Ketones are used by the body as an energy source in the absence of carbohydrates and when levels of glycogen dip. Glycogen are carbs that are stored in tissue as an energy source.
Ketones are byproducts of the body breaking down fat for energy that happens when carbohydrate consumption is low. The body looks for an alternate source of fuel. In this case, the source is ketones.
In a way, nutritional ketosis tricks the brain into adjusting the function of special brain structures called synapses. Ketones appear to calm the brain ─ moderate functions, reduce inflammation, and protect the brain from dangerous tissue damaging molecules called free radicals.
Recent research has shown encouraging benefits of the ketogenic diet on various conditions including:
- Pyruvate dehydrogenase complex (PDC) deficiency. In a 1997 study, researchers gave a medical ketogenic diet (with different levels of carb restriction) to seven boys with PDC deficiency. Those children who had the lowest-carb diet had improved mental development and longevity (2).

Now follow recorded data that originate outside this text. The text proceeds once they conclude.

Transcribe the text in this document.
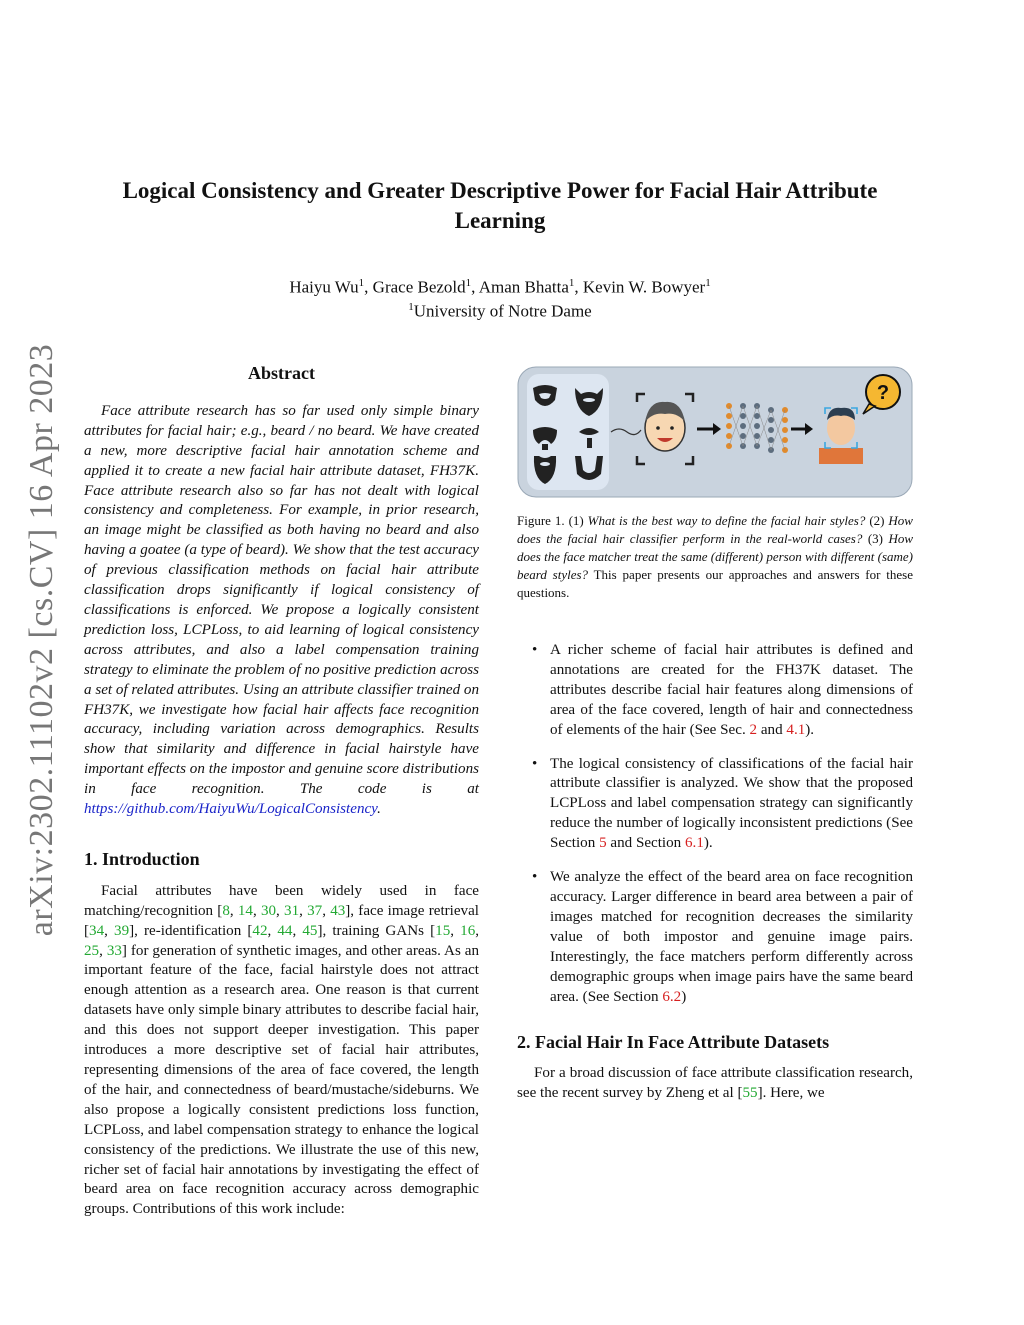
arXiv:2302.11102v2 [cs.CV] 16 Apr 2023
Logical Consistency and Greater Descriptive Power for Facial Hair Attribute Learning
Haiyu Wu$^1$, Grace Bezold$^1$, Aman Bhatta$^1$, Kevin W. Bowyer$^1$
$^1$University of Notre Dame

Abstract

Face attribute research has so far used only simple binary attributes for facial hair; e.g., beard / no beard. We have created a new, more descriptive facial hair annotation scheme and applied it to create a new facial hair attribute dataset, FH37K. Face attribute research also so far has not dealt with logical consistency and completeness. For example, in prior research, an image might be classified as both having no beard and also having a goatee (a type of beard). We show that the test accuracy of previous classification methods on facial hair attribute classification drops significantly if logical consistency of classifications is enforced. We propose a logically consistent prediction loss, LCPLoss, to aid learning of logical consistency across attributes, and also a label compensation training strategy to eliminate the problem of no positive prediction across a set of related attributes. Using an attribute classifier trained on FH37K, we investigate how facial hair affects face recognition accuracy, including variation across demographics. Results show that similarity and difference in facial hairstyle have important effects on the impostor and genuine score distributions in face recognition. The code is at https://github.com/HaiyuWu/LogicalConsistency.

1. Introduction

Facial attributes have been widely used in face matching/recognition [8, 14, 30, 31, 37, 43], face image retrieval [34, 39], re-identification [42, 44, 45], training GANs [15, 16, 25, 33] for generation of synthetic images, and other areas. As an important feature of the face, facial hairstyle does not attract enough attention as a research area. One reason is that current datasets have only simple binary attributes to describe facial hair, and this does not support deeper investigation. This paper introduces a more descriptive set of facial hair attributes, representing dimensions of the area of face covered, the length of the hair, and connectedness of beard/mustache/sideburns. We also propose a logically consistent predictions loss function, LCPLoss, and label compensation strategy to enhance the logical consistency of the predictions. We illustrate the use of this new, richer set of facial hair annotations by investigating the effect of beard area on face recognition accuracy across demographic groups. Contributions of this work include:

?
Figure 1. (1) What is the best way to define the facial hair styles? (2) How does the facial hair classifier perform in the real-world cases? (3) How does the face matcher treat the same (different) person with different (same) beard styles? This paper presents our approaches and answers for these questions.
• A richer scheme of facial hair attributes is defined and annotations are created for the FH37K dataset. The attributes describe facial hair features along dimensions of area of the face covered, length of hair and connectedness of elements of the hair (See Sec. 2 and 4.1).
• The logical consistency of classifications of the facial hair attribute classifier is analyzed. We show that the proposed LCPLoss and label compensation strategy can significantly reduce the number of logically inconsistent predictions (See Section 5 and Section 6.1).
• We analyze the effect of the beard area on face recognition accuracy. Larger difference in beard area between a pair of images matched for recognition decreases the similarity value of both impostor and genuine image pairs. Interestingly, the face matchers perform differently across demographic groups when image pairs have the same beard area. (See Section 6.2)

2. Facial Hair In Face Attribute Datasets

For a broad discussion of face attribute classification research, see the recent survey by Zheng et al [55]. Here, we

- Multiple acyl-coenzyme A dehydrogenase deficiency (MADD). In a 2014 case report, researchers were able to reverse some of the worst symptoms in an infant with a severe case of MADD by providing BHB (3).
- Glucose transporter type 1 (GLUT1) deficiency syndrome. According to the author of a 2004 study (4), the benefits of a ketogenic diet with GLUT1 deficiency syndrome “cannot be stressed enough—of 28 patients identified and treated in Europe since 1999, all but two became seizure free without […] anticonvulsant medications.”
trumacro™ Nutrition is committed to improving lives through the therapeutic use of ketogenic (low-carb, high-fat) products and technologies. trumacro’s BHB formulation is being used in a study involving three infants with multiple acyl coenzyme A dehydrogenase deficiency (MADD), in addition to ongoing research studies using trumacro’s BHB+MCT and ketogenic foods in Angelman syndrome and epilepsy.
- Kruszka P and Regier D. “Inborn errors of metabolism: From preconception to adulthood.” Am Fam Physician. 2019;99(1):25-32.
- Wexler ID, et al. “Outcome of pyruvate dehydrogenase deficiency treated with ketogenic diets: Studies in patients with identical mutations.” Neurology. 1997;49(6):1655-1661.
- Gautschi M, et al. “Highly efficient ketone body treatment in multiple acyl-CoA dehydrogenase deficiency-related leukodystrophy.” Pediatr Res. 2015;77(1-1):91-98.
- Klepper J, et al. “Effects of the ketogenic diet in the glucose transporter 1 deficiency syndrome.” Prostaglandins Leukot Essent Fatty Acids. 2004;70(3):321-327.